Meloun M, Hill M, Militký J, Kupka K
Department of Analytical Chemistry, Faculty of Chemical Technology, University Pardubice, Czech Republic.
Clin Chem Lab Med. 2000 Jun;38(6):553-9. doi: 10.1515/CCLM.2000.081.
Data transformations enable expression of original data in a new scale, more suitable for data analysis. In computer-aided interactive analysis of biochemical and clinical data an exploratory data analysis often finds that the sample distribution is systematically skewed or does not accept a sample homogeneity. Under such circumstances the original data should be transformed. The power transformation and the Box-Cox transformation improve sample symmetry and also stabilize variance. Both the Hines-Hines selection graph and the plot of logarithm of a maximum likelihood function allow selection of an optimum transformation parameter. The proposed procedure of data transformation in univariate data analysis is illustrated on a determination of 17-hydroxypregnenolone in umbilical blood of a population of newborns. Lower levels of free 5-ene steroids in umbilical blood and elevated levels of 5-ene steroid sulfates indicate a congenital sex-specific placental sulfatase insufficiency. After examination of statistical assumptions by diagnostic plots of an exploratory data analysis the best estimate of a mean value of 17-hydroxypregnenolone is derived.

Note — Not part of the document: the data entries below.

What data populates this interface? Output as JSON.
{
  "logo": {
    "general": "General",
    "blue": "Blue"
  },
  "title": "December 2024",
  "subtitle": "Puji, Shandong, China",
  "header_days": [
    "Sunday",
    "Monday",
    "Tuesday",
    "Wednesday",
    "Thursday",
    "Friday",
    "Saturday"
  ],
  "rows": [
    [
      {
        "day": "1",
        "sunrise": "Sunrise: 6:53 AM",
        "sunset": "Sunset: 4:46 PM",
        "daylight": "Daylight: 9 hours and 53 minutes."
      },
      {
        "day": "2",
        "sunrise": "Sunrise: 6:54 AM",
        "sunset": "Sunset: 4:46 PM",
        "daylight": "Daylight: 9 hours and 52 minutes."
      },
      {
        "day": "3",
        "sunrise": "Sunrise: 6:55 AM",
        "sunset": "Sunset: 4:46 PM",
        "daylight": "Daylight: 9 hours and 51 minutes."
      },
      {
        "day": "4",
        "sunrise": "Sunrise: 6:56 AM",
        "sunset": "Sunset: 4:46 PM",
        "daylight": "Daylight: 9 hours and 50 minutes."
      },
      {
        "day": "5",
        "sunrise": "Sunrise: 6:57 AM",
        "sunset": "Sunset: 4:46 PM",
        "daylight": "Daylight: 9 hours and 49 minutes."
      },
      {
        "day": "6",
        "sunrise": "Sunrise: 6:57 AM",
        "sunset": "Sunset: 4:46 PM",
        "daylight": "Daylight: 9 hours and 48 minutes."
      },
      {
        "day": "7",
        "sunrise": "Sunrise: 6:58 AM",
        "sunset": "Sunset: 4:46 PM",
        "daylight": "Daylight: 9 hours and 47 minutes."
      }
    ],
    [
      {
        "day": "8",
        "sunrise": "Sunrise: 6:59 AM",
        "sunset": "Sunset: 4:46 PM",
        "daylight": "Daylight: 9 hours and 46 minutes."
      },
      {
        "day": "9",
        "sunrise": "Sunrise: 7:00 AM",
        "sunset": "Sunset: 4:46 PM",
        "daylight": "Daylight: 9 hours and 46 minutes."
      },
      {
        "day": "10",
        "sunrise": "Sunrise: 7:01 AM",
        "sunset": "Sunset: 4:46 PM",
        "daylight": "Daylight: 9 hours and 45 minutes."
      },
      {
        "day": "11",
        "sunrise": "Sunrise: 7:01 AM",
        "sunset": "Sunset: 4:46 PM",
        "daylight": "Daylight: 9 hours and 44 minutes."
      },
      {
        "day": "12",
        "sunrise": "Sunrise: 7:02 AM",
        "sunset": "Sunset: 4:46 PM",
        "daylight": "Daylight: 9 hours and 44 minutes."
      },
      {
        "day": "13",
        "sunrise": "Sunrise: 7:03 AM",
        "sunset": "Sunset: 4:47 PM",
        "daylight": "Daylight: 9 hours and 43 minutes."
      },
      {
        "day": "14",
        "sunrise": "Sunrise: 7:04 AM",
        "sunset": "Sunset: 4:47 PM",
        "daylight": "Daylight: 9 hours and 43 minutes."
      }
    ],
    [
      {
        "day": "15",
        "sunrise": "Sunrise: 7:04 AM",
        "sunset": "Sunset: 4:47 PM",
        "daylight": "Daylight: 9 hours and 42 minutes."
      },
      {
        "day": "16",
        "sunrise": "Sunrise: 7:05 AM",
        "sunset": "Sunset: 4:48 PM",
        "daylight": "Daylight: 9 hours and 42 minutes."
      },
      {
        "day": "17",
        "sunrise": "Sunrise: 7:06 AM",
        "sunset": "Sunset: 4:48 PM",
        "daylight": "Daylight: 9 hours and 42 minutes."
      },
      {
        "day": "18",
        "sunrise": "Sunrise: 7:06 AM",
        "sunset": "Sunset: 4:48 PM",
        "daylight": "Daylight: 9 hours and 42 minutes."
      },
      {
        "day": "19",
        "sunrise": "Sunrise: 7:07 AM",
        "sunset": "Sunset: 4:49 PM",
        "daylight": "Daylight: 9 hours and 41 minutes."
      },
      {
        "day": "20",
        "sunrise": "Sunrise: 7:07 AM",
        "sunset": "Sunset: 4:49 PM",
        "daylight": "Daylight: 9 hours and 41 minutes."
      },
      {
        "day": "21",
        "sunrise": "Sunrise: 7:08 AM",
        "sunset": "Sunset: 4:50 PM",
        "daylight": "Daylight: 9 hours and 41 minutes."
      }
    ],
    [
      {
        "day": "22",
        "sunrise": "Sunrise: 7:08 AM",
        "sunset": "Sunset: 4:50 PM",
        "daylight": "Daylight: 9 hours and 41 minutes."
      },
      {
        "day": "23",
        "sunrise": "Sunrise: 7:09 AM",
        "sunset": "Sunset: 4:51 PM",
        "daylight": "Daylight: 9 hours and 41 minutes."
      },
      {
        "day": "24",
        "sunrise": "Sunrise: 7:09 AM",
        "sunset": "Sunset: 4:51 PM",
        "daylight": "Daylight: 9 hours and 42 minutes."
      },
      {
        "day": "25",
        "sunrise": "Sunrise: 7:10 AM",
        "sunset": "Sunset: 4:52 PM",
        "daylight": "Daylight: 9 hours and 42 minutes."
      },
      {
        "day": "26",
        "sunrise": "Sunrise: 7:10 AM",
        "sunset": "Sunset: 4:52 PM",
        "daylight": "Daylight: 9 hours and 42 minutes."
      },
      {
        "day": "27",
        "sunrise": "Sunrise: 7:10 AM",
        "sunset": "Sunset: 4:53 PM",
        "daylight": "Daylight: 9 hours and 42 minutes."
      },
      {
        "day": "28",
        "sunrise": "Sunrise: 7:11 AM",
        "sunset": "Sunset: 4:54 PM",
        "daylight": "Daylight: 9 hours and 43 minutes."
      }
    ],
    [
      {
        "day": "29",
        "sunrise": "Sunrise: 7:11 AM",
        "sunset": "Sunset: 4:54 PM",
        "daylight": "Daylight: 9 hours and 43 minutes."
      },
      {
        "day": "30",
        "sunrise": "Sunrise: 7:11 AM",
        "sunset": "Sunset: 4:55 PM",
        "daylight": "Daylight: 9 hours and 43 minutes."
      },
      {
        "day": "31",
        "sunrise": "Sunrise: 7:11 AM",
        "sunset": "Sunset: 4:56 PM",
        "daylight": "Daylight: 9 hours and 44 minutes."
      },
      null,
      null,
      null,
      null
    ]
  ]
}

数据变换能够以一种新的尺度来表达原始数据,这种尺度更适合于数据分析。在生化和临床数据的计算机辅助交互式分析中,探索性数据分析常常发现样本分布存在系统性偏差或不满足样本同质性。在这种情况下,应变换原始数据。幂变换和Box-Cox变换可改善样本对称性并稳定方差。Hines-Hines选择图和最大似然函数的对数图都能用于选择最佳变换参数。在对一组新生儿脐血中17-羟孕烯醇酮的测定中,展示了单变量数据分析中所提出的数据变换程序。脐血中游离5-烯类固醇水平较低以及5-烯类固醇硫酸盐水平升高表明存在先天性性别特异性胎盘硫酸酯酶不足。通过探索性数据分析的诊断图检查统计假设后,得出了17-羟孕烯醇酮平均值的最佳估计值。